Fig 4.

Effects of VirD4 mutations on DNA transfer and VirB10 activation. (A) Schematic showing VirD4, VirB11, and VirB10 membrane topologies. The N-terminal 85 residues of VirD4 are depicted, with residues that are not conserved (black), similar (gray), or invariant (gray with black outline) among homologs associated with T4SSs in related rhizobial species.
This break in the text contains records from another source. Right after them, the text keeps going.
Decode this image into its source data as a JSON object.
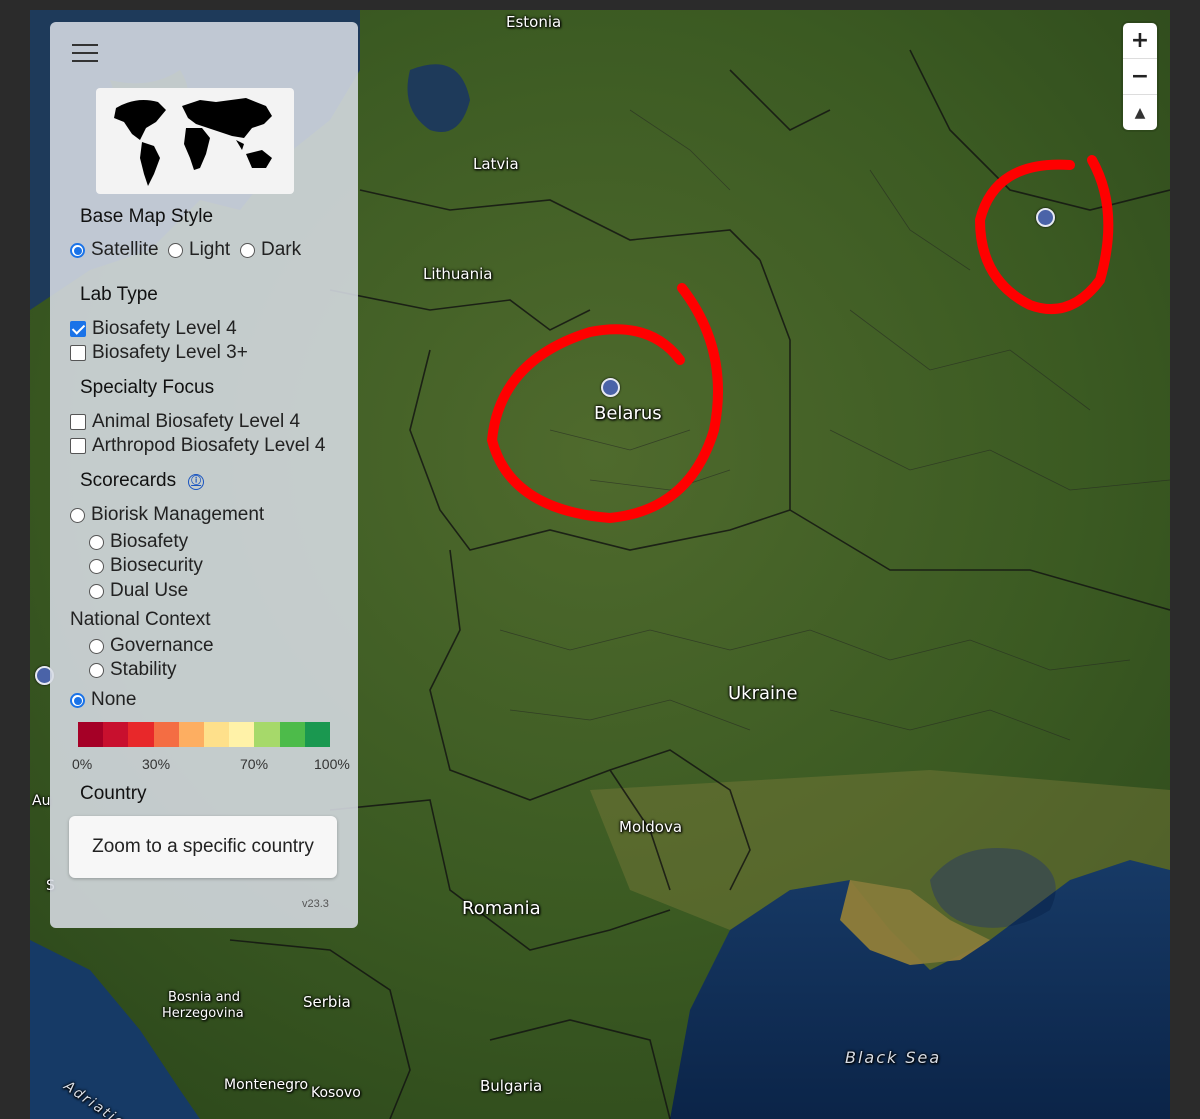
{
  "map": {
    "labels": {
      "estonia": "Estonia",
      "latvia": "Latvia",
      "lithuania": "Lithuania",
      "belarus": "Belarus",
      "ukraine": "Ukraine",
      "moldova": "Moldova",
      "romania": "Romania",
      "serbia": "Serbia",
      "bosnia1": "Bosnia and",
      "bosnia2": "Herzegovina",
      "montenegro": "Montenegro",
      "kosovo": "Kosovo",
      "bulgaria": "Bulgaria",
      "black_sea": "Black Sea",
      "adriatic": "Adriatic Sea",
      "austria_partial": "Au",
      "partial_s": "S"
    },
    "annotation_color": "#ff0000",
    "marker_color": "#4a63a8"
  },
  "zoom": {
    "in": "+",
    "out": "−",
    "compass": "▲"
  },
  "panel": {
    "base_map_style": {
      "title": "Base Map Style",
      "options": [
        "Satellite",
        "Light",
        "Dark"
      ],
      "selected": "Satellite"
    },
    "lab_type": {
      "title": "Lab Type",
      "options": [
        "Biosafety Level 4",
        "Biosafety Level 3+"
      ],
      "checked": [
        "Biosafety Level 4"
      ]
    },
    "specialty_focus": {
      "title": "Specialty Focus",
      "options": [
        "Animal Biosafety Level 4",
        "Arthropod Biosafety Level 4"
      ]
    },
    "scorecards": {
      "title": "Scorecards",
      "info_icon": "ⓘ",
      "biorisk": "Biorisk Management",
      "biosafety": "Biosafety",
      "biosecurity": "Biosecurity",
      "dual_use": "Dual Use",
      "national_context": "National Context",
      "governance": "Governance",
      "stability": "Stability",
      "none": "None",
      "selected": "None"
    },
    "scale": {
      "colors": [
        "#a50026",
        "#c8102e",
        "#e8282a",
        "#f46d43",
        "#fdae61",
        "#fee08b",
        "#fff2a8",
        "#a6d96a",
        "#4dbb4a",
        "#1a9850"
      ],
      "ticks": [
        "0%",
        "30%",
        "70%",
        "100%"
      ]
    },
    "country": {
      "title": "Country",
      "button": "Zoom to a specific country"
    },
    "version": "v23.3"
  }
}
Underlined residues denote deletion mutations Δ42-48 and Δ52-58; residues F49 and Y51 were substituted with Cys, and K152 in the Walker A motif was substituted with Gln. (B) A348 (WT) or K2001 (ΔvirD4) expressing variant forms of VirD4 were assayed for T-DNA transfer through the VirB/VirD4 T4SS. Table lists: strains, VirD4 variants; D4-B9, VirD4 and VirB subunits with a detectable (+) or undetectable (−) T-DNA interaction as monitored by TrIP; Vir, T-DNA transfer to plants as monitored by virulence (+, virulent; −, avirulent). Mutant strains were grouped into 3 classes: (i) permissive, (ii) blocked T-DNA transfer from VirD4 to VirB11, (iii) blocked T-DNA transfer from VirB11 to VirB6. (C) A348 and KA2000 (ΔvirD4) strains lacking (−) or producing D4 (native VirD4) or the VirD4 mutant derivatives shown were assayed for steady-state accumulation of the VirD4 variants (top) and B10 (native VirB10) and B10* (VirB10*) upon protease treatment of spheroplasts (bottom) by immunostaining with the anti-VirD4 or -VirB10 antibodies.